Ice Jam on the Niagara

An enormous ice dam formed at the source of the Niagara River on the eastern shore of Lake Erie on March 29, 1848. Just after midnight, the thunderous sound of water surging over the great falls at Niagara came to a halt as the flow of water became severely restricted due to the ice jam. The eerie silence persisted throughout the day and into the next evening until the waters of Lake Erie broke through the blockage and resumed their course down the river and over the falls.

[Niagara Falls, General View from Hennepin Point, Winter]. A.G. Landreth, c1914. Panoramic Photographs. Prints & Photographs Division

By 1848, Niagara Falls was already a popular tourist spot, attracting thousands of visitors each summer. Daguerreotypist Platt Babbitt set up a studio and began taking images of tourists watching the falls in 1853.

American Falls from Goat Island, Niagara. c1908. Detroit Publishing Company. Prints & Photographs Division

The commercial development of the land surrounding the falls sparked a movement to preserve the falls’ natural beauty through public ownership. These efforts culminated in the July 15, 1885, opening of the 400-acre Niagara Reservation State Park.
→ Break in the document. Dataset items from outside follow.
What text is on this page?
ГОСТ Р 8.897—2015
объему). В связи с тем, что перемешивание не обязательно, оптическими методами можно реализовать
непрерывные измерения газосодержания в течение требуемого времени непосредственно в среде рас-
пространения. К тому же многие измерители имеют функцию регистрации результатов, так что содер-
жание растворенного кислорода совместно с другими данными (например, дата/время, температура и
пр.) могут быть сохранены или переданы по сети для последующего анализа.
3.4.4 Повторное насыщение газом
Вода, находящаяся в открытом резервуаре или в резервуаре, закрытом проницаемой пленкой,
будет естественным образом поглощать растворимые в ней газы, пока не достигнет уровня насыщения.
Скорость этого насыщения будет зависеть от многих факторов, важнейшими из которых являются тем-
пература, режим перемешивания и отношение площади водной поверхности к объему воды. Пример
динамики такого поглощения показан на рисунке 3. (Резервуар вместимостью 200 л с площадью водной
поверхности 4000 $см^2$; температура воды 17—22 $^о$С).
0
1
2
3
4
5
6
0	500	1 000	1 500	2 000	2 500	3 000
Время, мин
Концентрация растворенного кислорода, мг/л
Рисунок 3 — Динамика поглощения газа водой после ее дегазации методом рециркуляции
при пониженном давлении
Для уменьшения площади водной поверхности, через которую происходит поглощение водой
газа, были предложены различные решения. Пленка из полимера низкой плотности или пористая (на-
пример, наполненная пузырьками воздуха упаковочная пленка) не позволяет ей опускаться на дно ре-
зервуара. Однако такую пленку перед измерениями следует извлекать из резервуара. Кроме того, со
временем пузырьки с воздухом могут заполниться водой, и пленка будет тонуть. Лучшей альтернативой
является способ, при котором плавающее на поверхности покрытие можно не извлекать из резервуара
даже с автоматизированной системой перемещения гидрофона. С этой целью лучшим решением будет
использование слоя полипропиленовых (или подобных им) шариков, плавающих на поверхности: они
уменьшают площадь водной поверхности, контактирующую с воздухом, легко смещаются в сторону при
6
Now known as the Niagara Falls State Park, it is the oldest state park in the country.

In his address at the opening of the park, James T. Carter, an eminent New York lawyer and legal scholar, made an eloquent plea for the preservation, through public ownership, of scenic wonders. “These visions of Infinite Beauty here unfolded to the eye are not a property,” Carter insisted, “but a shrine—a temple erected by the hand of the Almighty for all the children of men.” Carter’s address is featured in The Evolution of the Conservation Movement, 1850-1920.